Reporting directly to a press conference was highly unusual. The risks were not only presented in a sensational and inflammatory way, but were later shown to have been factually exaggerated; recalculations in 2003 reduced the apparent risks (11).


Even more unusual, as reported in 2017 by epidemiologist Robert Langer (one of the principal investigators), “the investigators most capable of correcting the critical misinterpretations of the data were actively excluded from the writing and dissemination activities” (12).


At a meeting between all the investigators and the National Institute for Health (the US government agency funding the trial), the paper was presented, already written, for discussion. “Some of the investigators were aghast” at how conclusions had been drawn, ignoring their own published methods protocol.


The identified breast cancer risk that triggered the trial’s early stop came from the skewed, unadjusted pool of data; numbers that still carried bias from unequal randomisation. When the data were properly adjusted for confounders (like prior HRT use), the apparent increase in breast cancer risk disappeared. Had the adjusted figures been used, the trial would almost certainly not have been halted (13).


When concerns were raised about the propriety of producing a paper on behalf of the entire study group, the other investigators were allowed to amend calculations and alter the tone of the paper.

This was couriered to the journal, only to be told that the issue had already been printed and was waiting in warehouses ready to be shipped out.


The press release


The NIH didn’t just issue a press release; they dispatched emissaries to the press and TV to amplify the message: women should stop HRT immediately.

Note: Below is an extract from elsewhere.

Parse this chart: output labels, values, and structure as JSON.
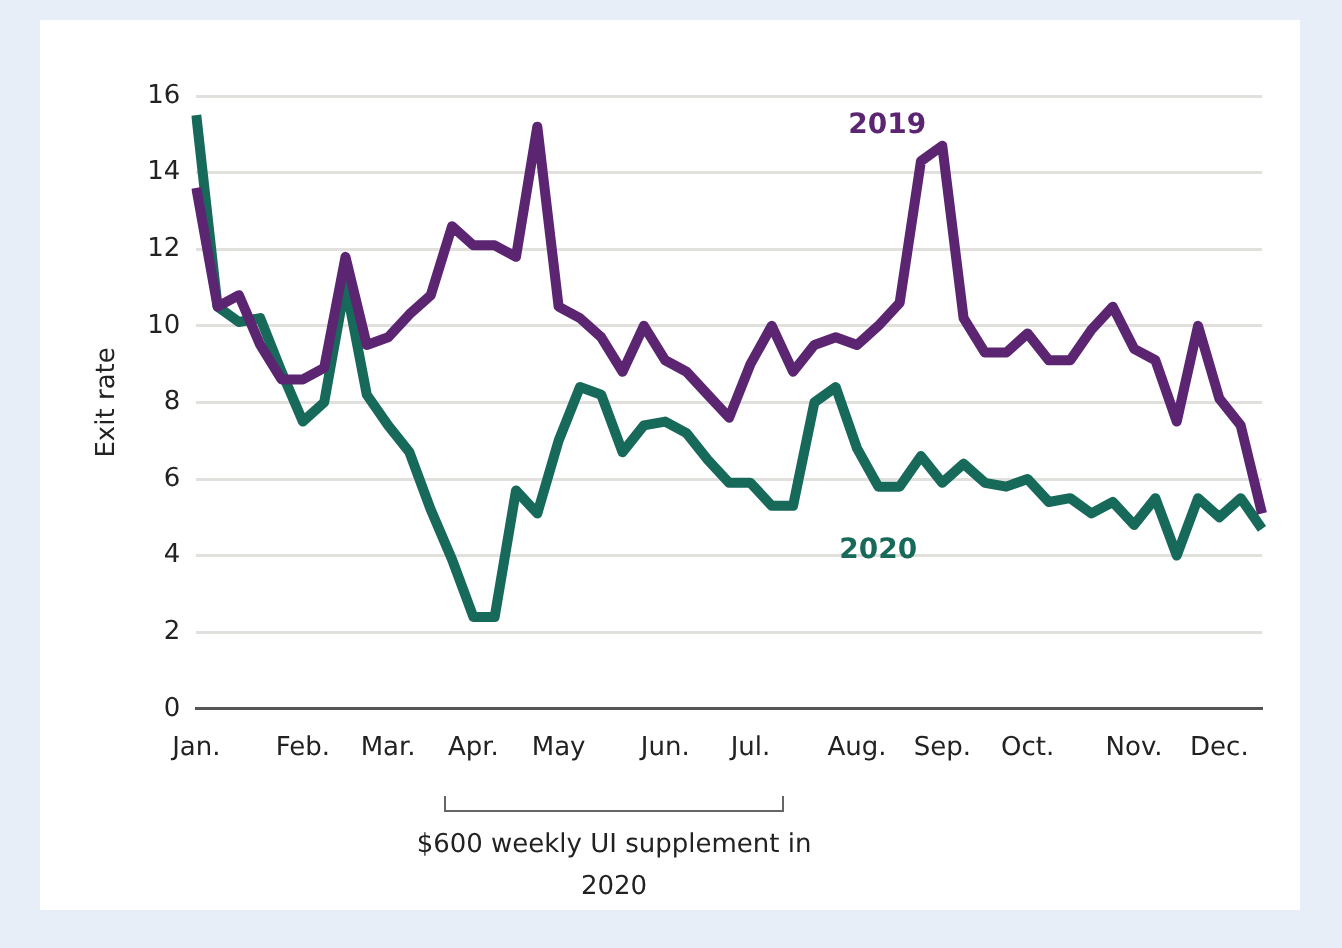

On NBC, Chief Medical Editor Dr Nancy Snyderman told viewers there was conclusive “proof that breast cancer rates go up,” and added, with finality, that “[hormones] don’t make your bones stronger, they don’t make your heart better, they don’t make you smarter or your skin better — but they do cause

disease.”


She was wrong on all counts, but the damage was done. Headlines around the world ran with the same inflammatory story, and HRT prescriptions plummeted.


The BBC, bless them, did reproduce the headlines but also sought out British gynaecologists, cancer specialists and menopause experts, all of whom urged restraint: “no British woman should stop taking HRT on the basis of these results” (14).

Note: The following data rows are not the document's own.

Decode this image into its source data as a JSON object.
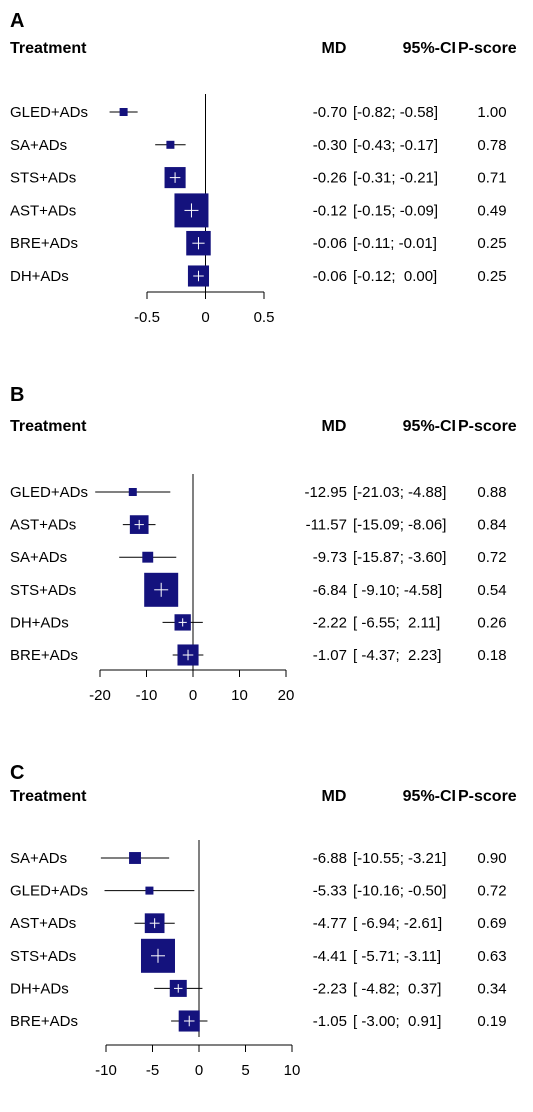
{
  "headers": {
    "treatment": "Treatment",
    "md": "MD",
    "ci": "95%-CI",
    "pscore": "P-score"
  },
  "colors": {
    "box": "#14127d",
    "line": "#000000",
    "cross": "#ffffff"
  },
  "chart_data": [
    {
      "panel": "A",
      "type": "forest",
      "xlim": [
        -0.5,
        0.5
      ],
      "ticks": [
        -0.5,
        0,
        0.5
      ],
      "tick_labels": [
        "-0.5",
        "0",
        "0.5"
      ],
      "reference_line": 0,
      "rows": [
        {
          "treatment": "GLED+ADs",
          "md": -0.7,
          "lower": -0.82,
          "upper": -0.58,
          "pscore": 1.0,
          "box": 0.22,
          "md_text": "-0.70",
          "ci_text": "[-0.82; -0.58]",
          "pscore_text": "1.00"
        },
        {
          "treatment": "SA+ADs",
          "md": -0.3,
          "lower": -0.43,
          "upper": -0.17,
          "pscore": 0.78,
          "box": 0.22,
          "md_text": "-0.30",
          "ci_text": "[-0.43; -0.17]",
          "pscore_text": "0.78"
        },
        {
          "treatment": "STS+ADs",
          "md": -0.26,
          "lower": -0.31,
          "upper": -0.21,
          "pscore": 0.71,
          "box": 0.62,
          "md_text": "-0.26",
          "ci_text": "[-0.31; -0.21]",
          "pscore_text": "0.71"
        },
        {
          "treatment": "AST+ADs",
          "md": -0.12,
          "lower": -0.15,
          "upper": -0.09,
          "pscore": 0.49,
          "box": 1.0,
          "md_text": "-0.12",
          "ci_text": "[-0.15; -0.09]",
          "pscore_text": "0.49"
        },
        {
          "treatment": "BRE+ADs",
          "md": -0.06,
          "lower": -0.11,
          "upper": -0.01,
          "pscore": 0.25,
          "box": 0.72,
          "md_text": "-0.06",
          "ci_text": "[-0.11; -0.01]",
          "pscore_text": "0.25"
        },
        {
          "treatment": "DH+ADs",
          "md": -0.06,
          "lower": -0.12,
          "upper": 0.0,
          "pscore": 0.25,
          "box": 0.62,
          "md_text": "-0.06",
          "ci_text": "[-0.12;  0.00]",
          "pscore_text": "0.25"
        }
      ]
    },
    {
      "panel": "B",
      "type": "forest",
      "xlim": [
        -20,
        20
      ],
      "ticks": [
        -20,
        -10,
        0,
        10,
        20
      ],
      "tick_labels": [
        "-20",
        "-10",
        "0",
        "10",
        "20"
      ],
      "reference_line": 0,
      "rows": [
        {
          "treatment": "GLED+ADs",
          "md": -12.95,
          "lower": -21.03,
          "upper": -4.88,
          "pscore": 0.88,
          "box": 0.22,
          "md_text": "-12.95",
          "ci_text": "[-21.03; -4.88]",
          "pscore_text": "0.88"
        },
        {
          "treatment": "AST+ADs",
          "md": -11.57,
          "lower": -15.09,
          "upper": -8.06,
          "pscore": 0.84,
          "box": 0.55,
          "md_text": "-11.57",
          "ci_text": "[-15.09; -8.06]",
          "pscore_text": "0.84"
        },
        {
          "treatment": "SA+ADs",
          "md": -9.73,
          "lower": -15.87,
          "upper": -3.6,
          "pscore": 0.72,
          "box": 0.32,
          "md_text": "-9.73",
          "ci_text": "[-15.87; -3.60]",
          "pscore_text": "0.72"
        },
        {
          "treatment": "STS+ADs",
          "md": -6.84,
          "lower": -9.1,
          "upper": -4.58,
          "pscore": 0.54,
          "box": 1.0,
          "md_text": "-6.84",
          "ci_text": "[ -9.10; -4.58]",
          "pscore_text": "0.54"
        },
        {
          "treatment": "DH+ADs",
          "md": -2.22,
          "lower": -6.55,
          "upper": 2.11,
          "pscore": 0.26,
          "box": 0.48,
          "md_text": "-2.22",
          "ci_text": "[ -6.55;  2.11]",
          "pscore_text": "0.26"
        },
        {
          "treatment": "BRE+ADs",
          "md": -1.07,
          "lower": -4.37,
          "upper": 2.23,
          "pscore": 0.18,
          "box": 0.62,
          "md_text": "-1.07",
          "ci_text": "[ -4.37;  2.23]",
          "pscore_text": "0.18"
        }
      ]
    },
    {
      "panel": "C",
      "type": "forest",
      "xlim": [
        -10,
        10
      ],
      "ticks": [
        -10,
        -5,
        0,
        5,
        10
      ],
      "tick_labels": [
        "-10",
        "-5",
        "0",
        "5",
        "10"
      ],
      "reference_line": 0,
      "rows": [
        {
          "treatment": "SA+ADs",
          "md": -6.88,
          "lower": -10.55,
          "upper": -3.21,
          "pscore": 0.9,
          "box": 0.35,
          "md_text": "-6.88",
          "ci_text": "[-10.55; -3.21]",
          "pscore_text": "0.90"
        },
        {
          "treatment": "GLED+ADs",
          "md": -5.33,
          "lower": -10.16,
          "upper": -0.5,
          "pscore": 0.72,
          "box": 0.22,
          "md_text": "-5.33",
          "ci_text": "[-10.16; -0.50]",
          "pscore_text": "0.72"
        },
        {
          "treatment": "AST+ADs",
          "md": -4.77,
          "lower": -6.94,
          "upper": -2.61,
          "pscore": 0.69,
          "box": 0.58,
          "md_text": "-4.77",
          "ci_text": "[ -6.94; -2.61]",
          "pscore_text": "0.69"
        },
        {
          "treatment": "STS+ADs",
          "md": -4.41,
          "lower": -5.71,
          "upper": -3.11,
          "pscore": 0.63,
          "box": 1.0,
          "md_text": "-4.41",
          "ci_text": "[ -5.71; -3.11]",
          "pscore_text": "0.63"
        },
        {
          "treatment": "DH+ADs",
          "md": -2.23,
          "lower": -4.82,
          "upper": 0.37,
          "pscore": 0.34,
          "box": 0.5,
          "md_text": "-2.23",
          "ci_text": "[ -4.82;  0.37]",
          "pscore_text": "0.34"
        },
        {
          "treatment": "BRE+ADs",
          "md": -1.05,
          "lower": -3.0,
          "upper": 0.91,
          "pscore": 0.19,
          "box": 0.62,
          "md_text": "-1.05",
          "ci_text": "[ -3.00;  0.91]",
          "pscore_text": "0.19"
        }
      ]
    }
  ]
}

The media frenzy was so out of hand it forced researchers to publish the obvious: that doctors actually have a duty to tell the public the truth when they talk to the press (15).



The fallout


It is challenging to quantify the downstream effects of the trial, the inaccurate statistics and the media frenzy.


Some effects are measurable, such as the drop in global HRT prescriptions by 40-80% (16) and the dramatic jump in hip fractures in those who stopped (17).


Others will take decades to untangle, masked by lifestyle shifts, such as dementia and cardiovascular disease.


Then there are the unknown unknowns: the stagnation of hormone research and women’s health when funding evaporated after WHI.


And there are the cultural scars. In my own medical training, I saw how women’s menopausal symptoms were dismissed, their concerns trivialised, and they were casually branded as “moaners.”


But, I hear you ask, what about breast cancer?


After the headlines, after HRT prescriptions plummeted, there was a brief window where breast cancer incidence dipped, particularly in women over 50 who had been most likely to use hormones. But the reprieve was short-lived.


By the late 2000s, breast cancer rates were rising again, despite HRT use remaining far below pre-2002 levels.


The long-term reality is that breast cancer has continued to climb, driven by age, obesity, and lifestyle factors, while millions of women were left untreated for menopausal symptoms for no gain.


Finally, I leave you with the following:


In a masterclass of irony, the NIH’s 30-year review in 2024 came with yet another press release. This time, they stressed that HRT “should not be used to prevent chronic disease” (despite never actually testing that theory) while conceding it could be an option for “managing moderate to severe menopausal symptoms,” the very group they had systematically excluded from the trial (17).